Gangbuster ( Eng . "Gang smashers") is a crime fighter who used to work in Metropolis. The character made his debut in Adventures of Superman # 428 (in his identity as José Delgado) from May 1987 and in # 434 (as gangbuster) from November 1987 (author: Marv Wolfman, illustrator: Jerry Ordway). Gangbuster is not a superhero in the true sense of the word, but a normal mortal person who has no actual superpowers, but only martial arts training and great athletic ability. He appeared as a frequent supporting character in the Superman comics from 1987 to 1993.

Delgado is a former professional boxer and high school teacher hailing from Suicide Slum, the slum area of ​​Metropolis. There he took young people - including Jerry White, the son of Superman's boss Perry White - under his wing and tried to show them "how to get by in life". When businessman Lex Luthor, Superman's archenemy, tried to unite the city's youth gangs under his leadership and move them from their activities in the field of petty street hooliganism to the realm of organized crime, Delgado assumed the identity of the "gangbuster" in order to to protect the children of his community.

After he was seriously injured by a shot in the spine in an argument with the fighting robot Metallo and spent a long time in the hospital, Delgado found on his return that another person had usurped his identity as a gangbuster: As it turned out, this was " other person “none other than Superman, who under the influence of the telepathic villain Brainiac had developed a split personality in the meantime. Accordingly, Superman was secretly out and about as a gangbuster at night without his own knowledge. After his healing, Delgado came under the influence of Luthor, who was able to control him with a steel implant that was implanted in his damaged spine during his treatment at the hospital (the device was manufactured by Luther's high-tech company LexCorp). . Luthor abused Gangbuster to attack the scientist Emil Hamilton, a personal enemy: He was able to defeat him and neutralize the implant. After that, Delgado began an unsteady life with numerous relationships (including Lois Lane) and constantly changing jobs that he could never keep for long. At the request of Cat Grant, with whom he lived in a marriage-like community for a while and who feared for his life, Delgado finally largely gave up his double existence as a gangbuster and became the educator for their son Adam. After Superman's apparent death ( Death of Superman storyline) and a conflict with the police who were able to uncover Gangbusters' secret identity as a gangbuster, he finally left Metropolis to seek his fortune elsewhere. He subsequently helped the Marvel Family in Fawcett City and the superhero Black Lightning from Brick City on their adventures ( The Power of Shazam # 34 and Black Lightning # 7-8).

Guardian

The Guardian , aka James Jacob “Jim” Harper is the clone of a deceased police officer who helps Superman to ensure “law and order” in Metropolis. The character made his debut in Star-Sprangled Comics # 7 from April 1942 (Writer: Joe Simon, Artist: Jack Kirby).

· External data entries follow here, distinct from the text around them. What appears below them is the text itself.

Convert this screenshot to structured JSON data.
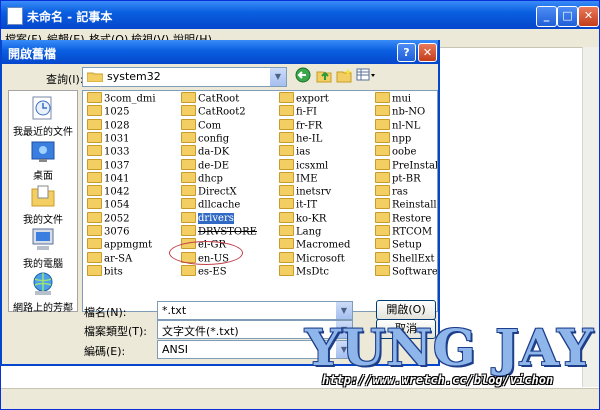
{
  "notepad": {
    "title": "未命名 - 記事本",
    "caption": {
      "minimize": "_",
      "maximize": "□",
      "close": "✕"
    },
    "menu": [
      "檔案(F)",
      "編輯(E)",
      "格式(O)",
      "檢視(V)",
      "說明(H)"
    ]
  },
  "dialog": {
    "title": "開啟舊檔",
    "help": "?",
    "close": "✕",
    "look_in_label": "查詢(I):",
    "look_in_value": "system32",
    "toolbar_icons": [
      "back-icon",
      "up-folder-icon",
      "new-folder-icon",
      "view-menu-icon"
    ],
    "places": [
      {
        "label": "我最近的文件",
        "icon": "recent-documents-icon"
      },
      {
        "label": "桌面",
        "icon": "desktop-icon"
      },
      {
        "label": "我的文件",
        "icon": "my-documents-icon"
      },
      {
        "label": "我的電腦",
        "icon": "my-computer-icon"
      },
      {
        "label": "網路上的芳鄰",
        "icon": "network-places-icon"
      }
    ],
    "columns": [
      [
        "3com_dmi",
        "1025",
        "1028",
        "1031",
        "1033",
        "1037",
        "1041",
        "1042",
        "1054",
        "2052",
        "3076",
        "appmgmt",
        "ar-SA",
        "bits"
      ],
      [
        "CatRoot",
        "CatRoot2",
        "Com",
        "config",
        "da-DK",
        "de-DE",
        "dhcp",
        "DirectX",
        "dllcache",
        "drivers",
        "DRVSTORE",
        "el-GR",
        "en-US",
        "es-ES"
      ],
      [
        "export",
        "fi-FI",
        "fr-FR",
        "he-IL",
        "ias",
        "icsxml",
        "IME",
        "inetsrv",
        "it-IT",
        "ko-KR",
        "Lang",
        "Macromed",
        "Microsoft",
        "MsDtc"
      ],
      [
        "mui",
        "nb-NO",
        "nl-NL",
        "npp",
        "oobe",
        "PreInstall",
        "pt-BR",
        "ras",
        "ReinstallBac",
        "Restore",
        "RTCOM",
        "Setup",
        "ShellExt",
        "SoftwareDis"
      ]
    ],
    "selected_item": "drivers",
    "file_name_label": "檔名(N):",
    "file_name_value": "*.txt",
    "file_type_label": "檔案類型(T):",
    "file_type_value": "文字文件(*.txt)",
    "encoding_label": "編碼(E):",
    "encoding_value": "ANSI",
    "open_button": "開啟(O)",
    "cancel_button": "取消"
  },
  "watermark": {
    "name": "YUNG JAY",
    "url": "http://www.wretch.cc/blog/vichon"
  }
}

Guardian is basically a normal person who has a perfectly toned body (93 kg at 1.85 m height): He has excellent strength, endurance and speed as well as athletic and acrobatic ability and is an excellent close fighter. He is also equipped with a gold helmet and a gold shield in the shape of a police badge, which are made of an indestructible material and offer him protection from attacks. His name is in English a play on words from the two connotations of the English word "Guardian" which are translated in German as "Protector / Wächter" (his role as a superhero in general) and "(legal) guardian" (his role as an educator for the newsboys) can.

The original Jim Harper was a Metropolis police officer who patrolled the Suicide Slum, the city's worst neighborhood. He himself grew up in this part of the city and at times made his way through as a criminal as a teenager: With the help of Joe Morgan, a former professional boxer who had also trained the heroes Wildcat and Atom, Harper finally managed to get back on the wrong track to leave. The old athlete had taken him under his wing and trained him to be an excellent athlete. Harper had been able to attend police academy that way. In order to "give back" the achievements he had received - and spurred on by the murder of a friend - he vowed to protect the people in the suicide slum from these dominant criminals.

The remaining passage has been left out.